Last week, reports surfaced related to the sinking of a Vietnamese vessel near the South China Sea. The development spotlighted longstanding tensions that continue to simmer between China and Vietnam with respect to the South China Sea and the old, evolving dynamics of the flashpoint that continue to be important to watch even amid the global coronavirus pandemic.
As I have observed previously, even amid COVID-19 which has impacted countries across the Asia-Pacific, it continues to be important to monitor some of Asia’s key flashpoints including the South China Sea. Despite an illusion of calm with respect to the South China Sea, we have nonetheless seen continued tensions over the past year, including between Beijing and Hanoi which remain the two most capable claimants in a series of complex disputes.
Late last week, we saw a case in point of this with another incident in the South China Sea between China and Vietnam. The incident, involving a Vietnamese fishing vessel and a Chinese maritime surveillance vessel, saw the Vietnamese vessel being sunk and a flurry of comments in response by both sides, with Vietnam protesting the ramming and sinking of the vessel and China claiming that the boat had illegally entered the area, refused to leave, and then collided with a Chinese vessel after making dangerous maneuvers.
Irrespective of the specifics in the incident itself, the development speaks to the continued risk of tensions in the South China Sea even as countries tackle COVID-19. Despite notable calls for the temporary suspension of conflict or tensions to deal with the pandemic, in the maritime realm and spheres such as the South China Sea, there has been no sign of any sort of ceasefire and the risk of either inadvertent miscalculations or deliberate provocations remains high.

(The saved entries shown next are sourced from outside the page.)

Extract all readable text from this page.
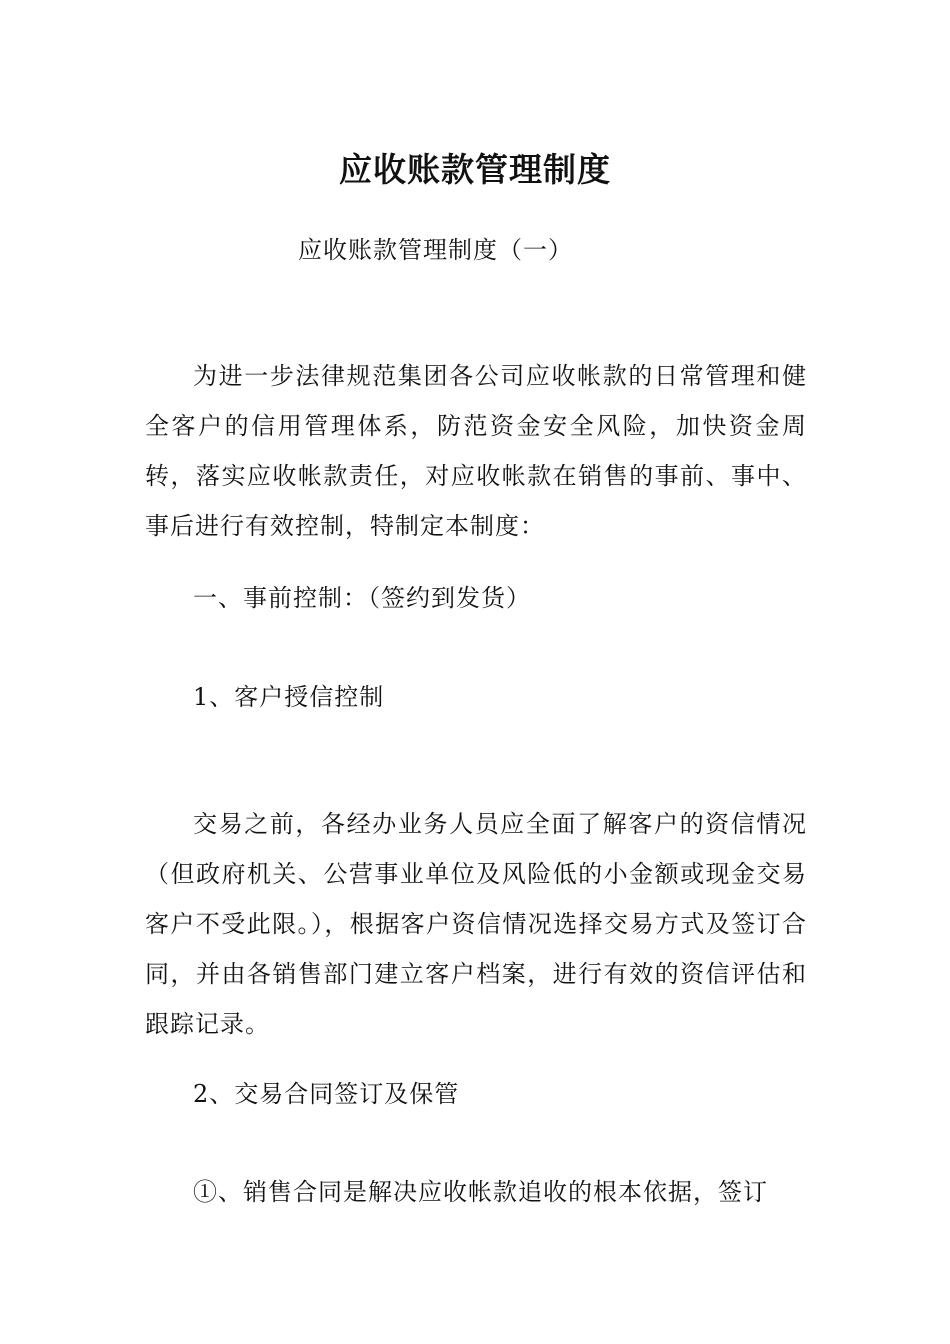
应收账款管理制度
应收账款管理制度（一）

为进一步法律规范集团各公司应收帐款的日常管理和健全客户的信用管理体系，防范资金安全风险，加快资金周转，落实应收帐款责任，对应收帐款在销售的事前、事中、事后进行有效控制，特制定本制度：

一、事前控制：（签约到发货）
1、客户授信控制

交易之前，各经办业务人员应全面了解客户的资信情况（但政府机关、公营事业单位及风险低的小金额或现金交易客户不受此限。），根据客户资信情况选择交易方式及签订合同，并由各销售部门建立客户档案，进行有效的资信评估和跟踪记录。

2、交易合同签订及保管
①、销售合同是解决应收帐款追收的根本依据，签订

Indeed, the dynamics related to the sinking of the Vietnamese vessel is similar to previous instances we have seen as well – including the cancellation of meetings, the disruption of resource exploration activities, and the harassment of fishing vessels – despite clear evidence that these developments run against previous mechanisms both sides have reached to manage maritime tensions and wider documents such as the Declaration on the Conduct of Parties in the South China Sea.

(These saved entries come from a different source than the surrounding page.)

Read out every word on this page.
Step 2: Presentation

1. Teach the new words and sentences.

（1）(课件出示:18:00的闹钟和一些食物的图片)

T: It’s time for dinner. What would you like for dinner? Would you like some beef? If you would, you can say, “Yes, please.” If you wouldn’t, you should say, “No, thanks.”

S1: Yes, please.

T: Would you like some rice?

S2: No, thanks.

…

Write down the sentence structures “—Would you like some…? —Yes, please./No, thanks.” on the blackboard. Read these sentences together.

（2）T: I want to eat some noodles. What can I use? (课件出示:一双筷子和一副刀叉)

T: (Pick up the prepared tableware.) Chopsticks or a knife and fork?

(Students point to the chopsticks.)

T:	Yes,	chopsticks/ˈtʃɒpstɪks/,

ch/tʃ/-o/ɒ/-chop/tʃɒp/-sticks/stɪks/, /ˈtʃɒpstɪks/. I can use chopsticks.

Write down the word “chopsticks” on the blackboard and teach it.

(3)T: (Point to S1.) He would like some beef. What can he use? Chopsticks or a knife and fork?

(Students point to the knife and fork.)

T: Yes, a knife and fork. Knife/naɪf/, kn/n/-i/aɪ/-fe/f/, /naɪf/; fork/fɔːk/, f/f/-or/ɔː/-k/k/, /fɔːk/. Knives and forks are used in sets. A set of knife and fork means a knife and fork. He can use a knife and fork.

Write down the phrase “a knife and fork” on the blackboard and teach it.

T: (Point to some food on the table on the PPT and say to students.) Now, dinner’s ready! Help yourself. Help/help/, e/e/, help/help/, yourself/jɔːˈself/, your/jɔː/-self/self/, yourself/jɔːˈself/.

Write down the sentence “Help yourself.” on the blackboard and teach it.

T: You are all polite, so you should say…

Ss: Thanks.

More specifically, the incident will only reinforce anxieties that, contrary to any sort of strategic pause to China’s maritime assertiveness, Beijing continues to see little contradiction between expressing solidarity with neighboring states regarding COVID-19 while also continuing to incrementally advance its claims in the South China Sea. This complicates the already difficult challenge Southeast Asian states claimants face in dealing with COVID-19 while also continuing to manage a full range of internal and external security challenges – of which their claims in the South China Sea is only one, as Beijing’s willingness to advance its own interests in this regard remains clear and its capabilities only grow.

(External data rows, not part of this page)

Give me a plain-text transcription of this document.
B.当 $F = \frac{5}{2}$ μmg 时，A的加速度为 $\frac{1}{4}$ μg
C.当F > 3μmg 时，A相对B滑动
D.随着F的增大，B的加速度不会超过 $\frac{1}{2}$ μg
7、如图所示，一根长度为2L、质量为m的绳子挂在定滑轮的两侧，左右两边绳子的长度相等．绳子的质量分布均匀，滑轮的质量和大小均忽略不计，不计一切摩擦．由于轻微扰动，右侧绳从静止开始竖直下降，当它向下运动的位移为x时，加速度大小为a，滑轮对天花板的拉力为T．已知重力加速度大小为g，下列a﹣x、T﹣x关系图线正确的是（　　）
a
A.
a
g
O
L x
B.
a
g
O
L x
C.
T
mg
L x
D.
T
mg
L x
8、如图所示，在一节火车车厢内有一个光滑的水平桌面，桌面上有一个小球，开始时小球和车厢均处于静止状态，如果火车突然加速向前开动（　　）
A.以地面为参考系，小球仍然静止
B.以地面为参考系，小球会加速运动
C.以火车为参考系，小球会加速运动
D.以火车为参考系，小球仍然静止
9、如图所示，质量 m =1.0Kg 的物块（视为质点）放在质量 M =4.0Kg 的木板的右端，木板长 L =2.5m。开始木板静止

To be sure, it is important to keep in mind that the South China Sea is only one of several issues that claimant states are contending with, and that, even within the Vietnam-China relationship, the dynamics of management of the issue often proceed amid the wider evolution of ties and more behind closed doors than in the headlines. Furthermore, in addition to occasional incidents, it will also be key to observe the progress with respect to other broader developments, whether it be actions that individual claimants or interested parties are taking with respect to their own South China Sea approaches or the pursuit of an elusive code of conduct. Nonetheless, the incident during the past week serves as a tangible reminder that the dynamics of the flashpoint continue to find a way to surface in the headlines even amid COVID-19.